Segaise said the allegations that respondents acted in self-help were unfounded. He argued that the locks were applied after acts of vandalism were made and were to safeguard the infrastructure.

Delivering the judgment, Justice Maphakwane said the court had noted and considered the contradictory reasons advanced by the JV, which seek to deny the peaceful possession of the chambers and water tanks and equally discredit the taking over certificates which were signed by the JV's project manager, Nginani Mbayi.

“The Court holds that the taking over of certificates WUC4 unequivocally gave the applicant peaceful and undisturbed possession as confirmed by the JV's representative. The certificate also indicated that there were no outstanding works. As such, the respondents' conduct amounted to acts of spoliation and was therefore unlawful,” he stated.

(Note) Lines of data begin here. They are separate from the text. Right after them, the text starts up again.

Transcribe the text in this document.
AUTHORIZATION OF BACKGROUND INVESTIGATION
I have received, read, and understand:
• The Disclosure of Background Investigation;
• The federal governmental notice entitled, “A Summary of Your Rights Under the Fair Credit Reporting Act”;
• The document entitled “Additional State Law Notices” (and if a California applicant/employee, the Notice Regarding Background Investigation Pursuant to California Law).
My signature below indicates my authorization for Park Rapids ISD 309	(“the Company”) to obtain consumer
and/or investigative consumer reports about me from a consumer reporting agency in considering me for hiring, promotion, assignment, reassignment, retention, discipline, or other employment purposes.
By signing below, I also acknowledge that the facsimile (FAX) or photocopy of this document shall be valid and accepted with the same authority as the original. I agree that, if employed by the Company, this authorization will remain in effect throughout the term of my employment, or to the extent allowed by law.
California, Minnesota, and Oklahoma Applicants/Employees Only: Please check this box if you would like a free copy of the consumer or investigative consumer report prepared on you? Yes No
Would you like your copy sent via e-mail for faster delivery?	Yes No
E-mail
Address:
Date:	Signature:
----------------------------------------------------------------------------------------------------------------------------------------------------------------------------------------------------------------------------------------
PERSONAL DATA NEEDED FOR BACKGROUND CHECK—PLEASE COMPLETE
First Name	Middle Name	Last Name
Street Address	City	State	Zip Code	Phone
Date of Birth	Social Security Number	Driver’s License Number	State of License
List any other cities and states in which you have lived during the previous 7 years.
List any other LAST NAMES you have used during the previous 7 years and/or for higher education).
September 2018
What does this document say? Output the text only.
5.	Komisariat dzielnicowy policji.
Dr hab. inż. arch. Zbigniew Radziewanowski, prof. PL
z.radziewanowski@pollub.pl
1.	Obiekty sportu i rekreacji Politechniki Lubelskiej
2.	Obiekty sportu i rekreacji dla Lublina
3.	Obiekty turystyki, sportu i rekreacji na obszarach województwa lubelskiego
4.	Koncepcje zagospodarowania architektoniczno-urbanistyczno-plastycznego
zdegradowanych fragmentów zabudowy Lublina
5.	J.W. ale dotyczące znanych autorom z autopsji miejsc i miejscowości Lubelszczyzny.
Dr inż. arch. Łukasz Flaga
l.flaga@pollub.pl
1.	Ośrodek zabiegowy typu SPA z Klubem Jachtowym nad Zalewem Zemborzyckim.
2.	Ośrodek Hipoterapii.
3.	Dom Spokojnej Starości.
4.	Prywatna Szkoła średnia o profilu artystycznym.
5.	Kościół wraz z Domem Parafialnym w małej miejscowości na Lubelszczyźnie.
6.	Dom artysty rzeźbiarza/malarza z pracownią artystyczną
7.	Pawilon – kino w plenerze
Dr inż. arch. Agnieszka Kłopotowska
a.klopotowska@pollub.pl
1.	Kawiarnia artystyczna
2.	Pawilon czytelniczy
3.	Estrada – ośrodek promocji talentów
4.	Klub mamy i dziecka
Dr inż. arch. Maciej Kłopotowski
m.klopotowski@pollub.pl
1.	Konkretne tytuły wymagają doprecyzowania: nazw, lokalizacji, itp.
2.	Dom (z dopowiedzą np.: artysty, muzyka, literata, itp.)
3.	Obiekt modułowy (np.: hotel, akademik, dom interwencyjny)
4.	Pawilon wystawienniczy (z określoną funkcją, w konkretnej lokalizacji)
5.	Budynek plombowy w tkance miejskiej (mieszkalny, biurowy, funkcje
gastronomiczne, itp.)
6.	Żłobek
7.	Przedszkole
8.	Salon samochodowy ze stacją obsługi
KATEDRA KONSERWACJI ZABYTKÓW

Maphakwane said, as earlier stated, the JV insisted that they had contractual grievances which they wanted to coerce the applicant to resolve by despoiling the applicant's possession of the chambers and valves. “This cannot be because even the FIDIC conditions for construction and the parties' tender contract recognise a dispute resolution mechanism of either arbitral or litigation. Spoliation conduct committed by the respondents cannot, therefore, be countenanced by this Court,” he said.

He said in spoliation proceedings, such as this, the court will not entertain arguments relating to the respondent's contractual rights or entitlement or contractual grievances. Maphakwane said it will not be in the interests of justice not to accede to the applicant's spoliation application for restoration of water supply to the affected villages, as the requirements for spoliation have been met.

“Whatever rights and grievances the respondents may legally or contractually have would have to be taken to the appropriate litigation forum. This Court has an obligation to ensure that the rule of law is respected and reigns supreme regardless of the intensity of the parties' contractual claims. Therefore, the applicant has discharged its onus of proving spoliation as alleged and respondents have failed to negate it,” he said.

In the result, Maphakwane said the application succeeds and the rule nisi was granted on 18th July 2025. Costs were awarded to WUC on an ordinary scale against both respondents.